‘People with no heart, no feeling’: When the Klan forced 24-yr-old Willie Edwards Jr. to jump to his death from bridge

Mildred Europa Taylor July 07, 2022
Willie Edwards. Image via Zinn Education Project

Willie Edwards Jr., a 24-year-old Black husband and father of two, had only been a truck driver with the supermarket chain Winn-Dixie for three months when he was called to cover another driver’s shift. Edwards was eating dinner with his family in Montgomery, Ala., when his boss at Winn-Dixie called him to ask if he could cover the shift for the driver.

He agreed. Little did he know that the driver he was replacing was wanted by the Ku Klux Klan for reportedly smiling at a White woman. Three months after Edwards left his two daughters and a pregnant wife at home to cover for his colleague driver, his body was found by fishermen in the Alabama River, 10 miles outside Montgomery.  

The medical examiner was not able to determine the cause of Edwards’ death. The police also failed to identify any suspects. It would take Edwards’ family 19 years to find out what happened to him and the culprits.

On December 31, 1975, a man being questioned about a different crime said he had witnessed three Klansmen forcing Edwards to jump to his death from Montgomery’s Tyler-Goodwyn bridge, according to a DOJ memo cited by PBS. Officials in Alabama subsequently reopened the investigation and identified four Klansmen as suspects: Sonny Livingston, Henry Alexander, Jimmy York and Raymond Britt. The men had weeks earlier before the murder been accused of bombing Black churches in Montgomery.

Alexander, York and Livingston were indicted by a grand jury in March 1976 for murder. Britt testified against the others in exchange for immunity. However, the judge dismissed the case for the reason that Edwards’ death certificate did not state a cause. “Merely forcing a person to jump from a bridge” might not lead to death, the judge wrote, as reported by PBS. Britt also failed a polygraph lie-detector test and went on to recant part of his original statement. The case went back to dormancy, PBS said.

But while on his death bed in 1993, Alexander confessed the crime to his wife, who later contacted Edwards’ family about what she had been told. So in 1997, Edwards’ family pressurized Montgomery’s medical examiner to exhume and re-examine Edwards’ body. The examiner found that the cause of his death was “drowning” and the manner of his death was “homicide”, according to PBS.

The case was brought before a grand jury again. The grand jury recognized that Edwards was murdered by “members or associates of the Ku Klux Klan”. However, it did not indict the two surviving suspects, Britt and Livingston, stating there was “insufficient evidence” to prosecute them because of some problems with the 1970s investigation. 

In 2010, the Federal Bureau of Investigation reopened an investigation into Edwards’ death but failed to advance the case. Livingston was then the only surviving suspect as Britt had died in 2004. 

In 2013, the Department of Justice closed the case, stating that “the statute of limitations had run out for any federal charges and that Alabama officials had declined to authorize a third attempt to prosecute Livingston, whom grand juries had decided against charging in the 1970s and 1990s,” PBS wrote.

Livingston died in 2016. Edwards’ oldest daughter, Malinda Edwards, was shocked that none of the four men was held responsible for the murder. Now in her late 60s, she was 12 when her mother Sarah Jean Salter narrated the painful story to her.

“That night she sat in the room and watched him dress. She says she watched every stitch of clothing that he put on. And he kissed her goodbye. But the next day he didn’t come back,” Malinda told NPR.

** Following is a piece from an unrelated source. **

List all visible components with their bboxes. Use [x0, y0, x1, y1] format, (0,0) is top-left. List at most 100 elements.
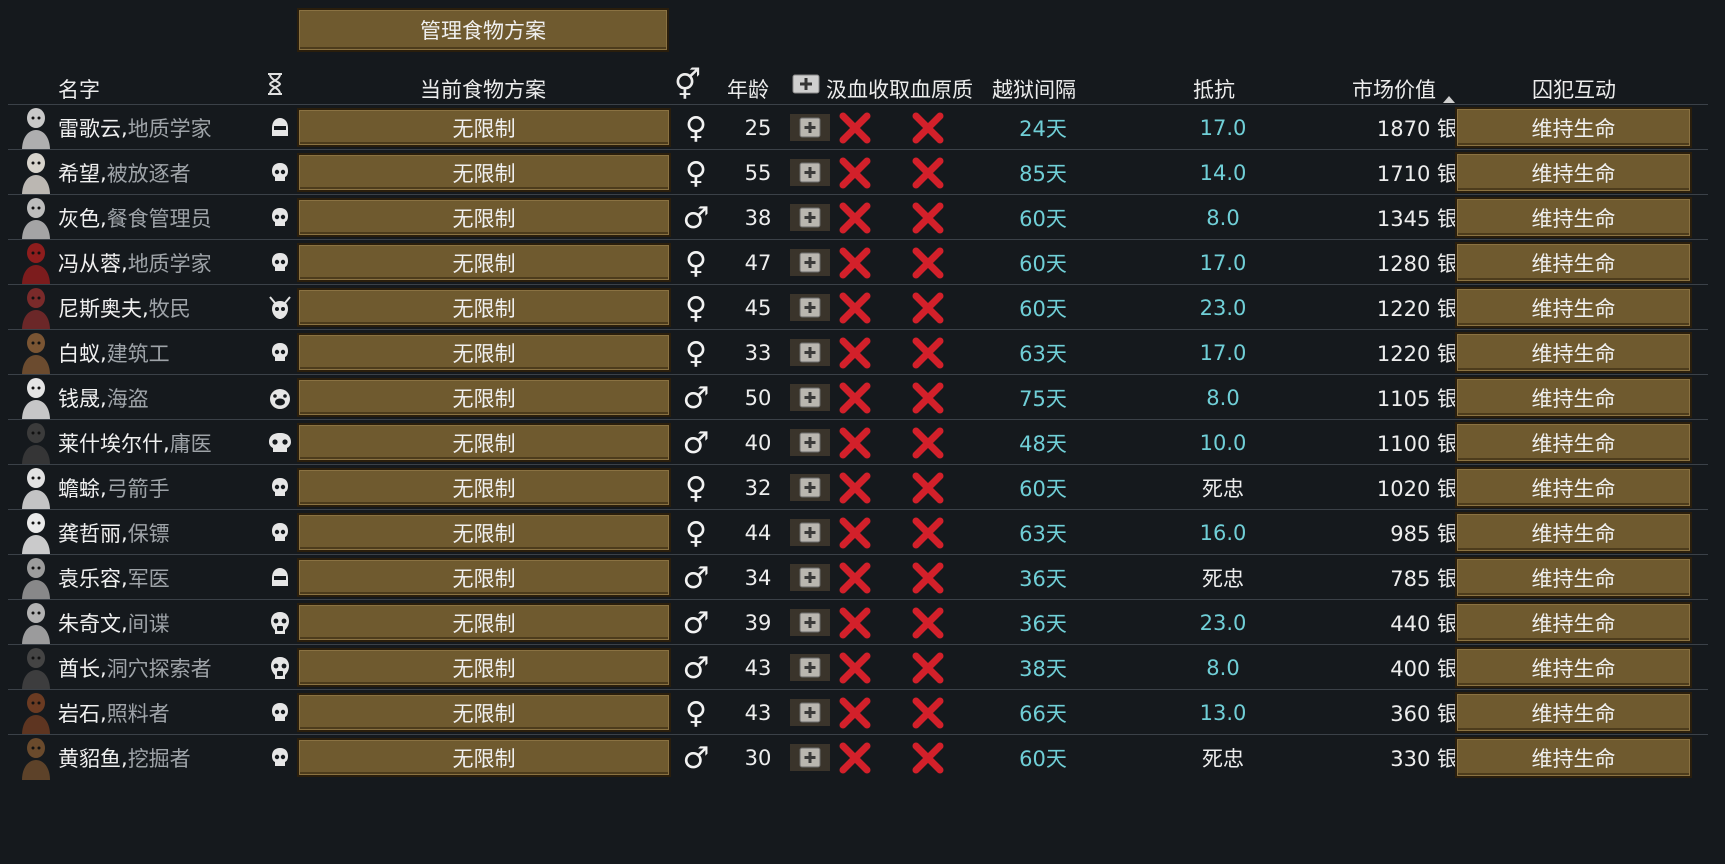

“Then, she said, ‘We found him washed up in the river.’ And she had to identify the body. The jeans he put on, she had sewn them up herself and she remembered the thread. She remembered the color of his underwear and his shirt and his T-shirt,” Malinda noted.

Even though justice was never found, Malinda said that her father’s legacy is larger than life.

“I want to let the klan know one thing and that is: You may have thought you snuffed out a life, removed it from this Earth, but you didn’t. You made this man bigger than life. Now, he is taught in universities that he couldn’t even attend. This man is on monuments. You didn’t destroy Willie Edwards Jr. You destroyed our hopes and our dreams and our love, but you didn’t remove the man,” she said.

Malinda was able to get her father’s death certificate changed to murder to let the whole world know he was murdered “by people with no heart, no feeling”, she said.